Jenseits von QWERTZ & Maus
Werkzeuge, Zeugs | Benutzererfahrung, daten, interface, kognition, maus, minority report, multitouch, QWERTZ, surface, tastatur, touchscreen, UI, user experience, visualisierung
So sehr wir uns auch an unsere Tastatur und Maus als Eingabegeräte gewöhnt haben, so anachronistisch erscheinen sie doch bei genauerem Hinsehen. Heute reifen Technologien, die unsere Art mit Daten umzugehen grundlegend verändern werden. Was im Film Minority Report vor sechs Jahren noch Fiktion und Trick war, wird heute schon Wirklichkeit, wie dieser Film sehr beeindruckend zeigt.

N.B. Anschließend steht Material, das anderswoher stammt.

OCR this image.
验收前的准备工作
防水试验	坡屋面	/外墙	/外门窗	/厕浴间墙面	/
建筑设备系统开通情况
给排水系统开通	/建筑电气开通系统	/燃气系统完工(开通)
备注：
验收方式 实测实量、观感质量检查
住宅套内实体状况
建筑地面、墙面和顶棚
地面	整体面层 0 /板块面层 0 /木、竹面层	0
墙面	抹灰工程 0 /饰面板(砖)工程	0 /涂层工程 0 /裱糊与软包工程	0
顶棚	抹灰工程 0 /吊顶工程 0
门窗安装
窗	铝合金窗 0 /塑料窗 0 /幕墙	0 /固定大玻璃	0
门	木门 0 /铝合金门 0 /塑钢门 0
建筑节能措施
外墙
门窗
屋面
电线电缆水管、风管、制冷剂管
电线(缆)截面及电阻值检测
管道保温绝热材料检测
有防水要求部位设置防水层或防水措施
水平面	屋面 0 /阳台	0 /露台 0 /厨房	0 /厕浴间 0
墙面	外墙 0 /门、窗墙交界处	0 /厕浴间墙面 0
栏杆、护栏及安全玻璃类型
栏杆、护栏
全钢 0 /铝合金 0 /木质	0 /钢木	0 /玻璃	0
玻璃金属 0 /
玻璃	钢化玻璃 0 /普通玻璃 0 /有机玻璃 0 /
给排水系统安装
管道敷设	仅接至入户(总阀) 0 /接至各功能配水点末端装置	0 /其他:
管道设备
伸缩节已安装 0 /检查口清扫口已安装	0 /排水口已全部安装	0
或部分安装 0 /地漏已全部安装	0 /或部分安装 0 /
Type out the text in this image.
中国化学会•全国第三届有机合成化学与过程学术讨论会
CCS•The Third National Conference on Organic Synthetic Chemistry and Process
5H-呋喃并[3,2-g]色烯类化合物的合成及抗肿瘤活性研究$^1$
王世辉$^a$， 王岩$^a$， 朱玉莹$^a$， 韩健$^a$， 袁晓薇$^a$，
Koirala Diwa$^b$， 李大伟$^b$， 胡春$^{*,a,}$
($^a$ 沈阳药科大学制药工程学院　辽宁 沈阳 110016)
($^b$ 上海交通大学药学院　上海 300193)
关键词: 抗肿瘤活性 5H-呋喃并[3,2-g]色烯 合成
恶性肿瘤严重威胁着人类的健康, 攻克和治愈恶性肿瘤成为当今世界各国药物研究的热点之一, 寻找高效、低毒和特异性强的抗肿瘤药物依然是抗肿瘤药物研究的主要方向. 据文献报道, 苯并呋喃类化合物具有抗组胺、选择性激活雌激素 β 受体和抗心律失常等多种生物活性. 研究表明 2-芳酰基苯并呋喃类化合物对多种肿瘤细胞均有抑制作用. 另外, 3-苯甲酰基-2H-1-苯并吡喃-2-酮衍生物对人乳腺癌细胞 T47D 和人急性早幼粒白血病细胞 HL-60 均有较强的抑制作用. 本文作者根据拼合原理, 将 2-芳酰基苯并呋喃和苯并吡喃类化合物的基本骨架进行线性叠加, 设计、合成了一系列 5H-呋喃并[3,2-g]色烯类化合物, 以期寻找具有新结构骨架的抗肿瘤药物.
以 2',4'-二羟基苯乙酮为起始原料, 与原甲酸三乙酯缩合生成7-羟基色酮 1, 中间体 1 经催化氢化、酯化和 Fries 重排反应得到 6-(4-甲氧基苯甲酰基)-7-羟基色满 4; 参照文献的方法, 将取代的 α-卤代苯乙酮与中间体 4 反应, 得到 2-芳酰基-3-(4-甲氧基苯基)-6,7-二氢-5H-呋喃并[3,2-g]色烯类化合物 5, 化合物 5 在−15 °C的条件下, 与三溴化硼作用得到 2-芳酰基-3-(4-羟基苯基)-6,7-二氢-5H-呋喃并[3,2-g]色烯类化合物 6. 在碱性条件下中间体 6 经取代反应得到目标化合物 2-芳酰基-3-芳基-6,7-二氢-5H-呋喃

g-speak overview 1828121108 from john underkoffler on Vimeo. (via Jan)
Das QWERTZ- oder QWERTY-Layout heutiger Computertastaturen geht zurück auf die Schreibmaschinen und war schlicht eine mechanische Notwendigkeit, damit sich die verschiedenen Lettern beim Schlag auf Farbband und Papier nicht in die Quere kamen. Heute produzieren und manipulieren wir immernoch die allermeisten Daten mit Hilfe eines überkommenen Werkzeugs. Sehnenscheidenentzündungen inklusive.
Neben dem ergonomischen Problem gibt es noch ein kognitives. Das menschliche Hirn ist zum Beispiel für das Lernen aus Texten gar nicht so gut geeignet. Sie sind lineare Zeichenfolgen mit einer Bedeutung, die sich erst durch einen sehr komplexen Prozess im Gehirn erschließt. Der Hyperlink im Web erlaubt zwar den schnellen Sprung von einem zum nächsten Dokument, doch auch hier bleibt der Vorgang linear. Das Warum der Verbindung ist ebenfalls nicht im Hyperlink selbst enthalten. Und während wir mit den Augen den Text erfassen und mit dem Gehirn die Bedeutung erarbeiten müssen wir mit sehr indirekt wirkenden Aktoren (Tastatur und Maus) hindurchnavigieren. Sehr umständlich ist das.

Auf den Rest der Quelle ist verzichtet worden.